Thursday, November 17, 2011

Romney Joins The Pro-Torture Candidates

During last Saturday’s Republican candidates’ debate, Herman Cain and Rep. Michele Bachmann denied that waterboarding is torture and said that they would approve its use, eliciting applause from the audience. Only two candidates, Rep. Ron Paul and former Gov. John Huntsman, said that they would oppose it.

It is clearly disturbing that the majority of Republican candidates either explicitly stated that they would back waterboarding or remained silent. Waterboarding is torture, and as such, it undermines our moral standards and reputation, is unreliable as a method of interrogation and endangers our own troops. The candidate most likely to be the Republican nominee, Mitt Romney, had no comments on waterboarding during the debate–and then hid behind a spokeswoman to join Cain and Bachmann in endorsing "enhanced interrogation techniques." Romney, whose core principle is to get elected, clearly showed that he is not fit to be commander-in-chief. The New York Times took Romney to task on the issue in an editorial, “The Torture Candidates”:

...On Saturday night, Mr. Romney said nothing about waterboarding. If you thought that was because he might be against it, you’d be wrong. It was just pure cowardice.
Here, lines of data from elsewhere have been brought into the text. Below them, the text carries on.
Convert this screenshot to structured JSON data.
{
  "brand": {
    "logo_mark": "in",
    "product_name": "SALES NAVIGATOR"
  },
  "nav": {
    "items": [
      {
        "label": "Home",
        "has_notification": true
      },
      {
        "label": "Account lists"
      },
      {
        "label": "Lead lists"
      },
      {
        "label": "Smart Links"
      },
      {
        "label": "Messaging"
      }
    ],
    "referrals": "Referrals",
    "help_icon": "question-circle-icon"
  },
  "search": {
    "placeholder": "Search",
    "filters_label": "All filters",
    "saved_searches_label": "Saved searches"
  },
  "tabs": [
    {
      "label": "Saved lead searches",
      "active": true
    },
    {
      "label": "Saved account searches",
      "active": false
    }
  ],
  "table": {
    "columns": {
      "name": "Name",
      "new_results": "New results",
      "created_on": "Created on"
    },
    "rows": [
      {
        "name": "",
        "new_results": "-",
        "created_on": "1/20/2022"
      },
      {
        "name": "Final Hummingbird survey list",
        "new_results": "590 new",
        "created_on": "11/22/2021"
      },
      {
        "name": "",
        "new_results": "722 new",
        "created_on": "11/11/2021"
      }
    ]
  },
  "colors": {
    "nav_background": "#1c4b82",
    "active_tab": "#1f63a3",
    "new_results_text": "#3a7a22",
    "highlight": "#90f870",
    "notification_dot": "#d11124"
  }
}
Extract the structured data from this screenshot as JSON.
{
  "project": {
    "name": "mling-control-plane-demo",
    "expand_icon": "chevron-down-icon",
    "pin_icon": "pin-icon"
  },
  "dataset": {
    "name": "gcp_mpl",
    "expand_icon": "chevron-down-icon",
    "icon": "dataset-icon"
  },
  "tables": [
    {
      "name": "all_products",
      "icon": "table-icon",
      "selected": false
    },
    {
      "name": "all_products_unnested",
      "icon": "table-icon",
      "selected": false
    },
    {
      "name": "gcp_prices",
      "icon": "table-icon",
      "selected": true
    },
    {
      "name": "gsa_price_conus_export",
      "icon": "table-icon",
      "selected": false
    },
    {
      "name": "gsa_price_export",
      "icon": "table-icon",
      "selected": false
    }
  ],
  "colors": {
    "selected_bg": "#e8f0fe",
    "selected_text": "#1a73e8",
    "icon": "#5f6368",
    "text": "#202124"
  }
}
On Monday, a campaign spokeswoman, Andrea Saul, said he, too, did not believe waterboarding is torture and that he would not specify the “enhanced interrogation techniques” he would use against terrorists. That means he will not rule out using it. It also means he either does not know or does not care that waterboarding is banned by the United States Army Field Manual, and it means he chooses to ignore the testimony of top military officers like Gen. David Petraeus (who now runs the C.I.A.) that such forms of torture are not only useless for gathering reliable intelligence but are detrimental to the security of American forces and the nation’s reputation.

...[Romney's] refusal to renounce waterboarding is disturbing. There are few issues that more clearly define a candidate’s national security policy in the 21st century than a position on torture. A few candidates will fight terrorism using the rule of law, honoring the nation’s moral standards to encourage other countries to do the same. Others will defend the United States by promising to extract information from captives using pain and simulating death, degrading the nation’s reputation. That group now includes Mr. Cain, Mrs. Bachmann and Mr. Romney.


Michael The Molar Maven said...

I'd like to know if the gathering of information (mauch of it inaccurate) is worth the sacrificing of our principles? Do the ends, indeed, justify the means? In all cases? In some cases? Never?

Jeff Tone said...

Not only should we not betray our principles and ultimately endanger our troops, but the information gathered is highly dubious. It's clear that someone being tortured will blurt out whatever the torturer wants to hear in order to make the pain stop.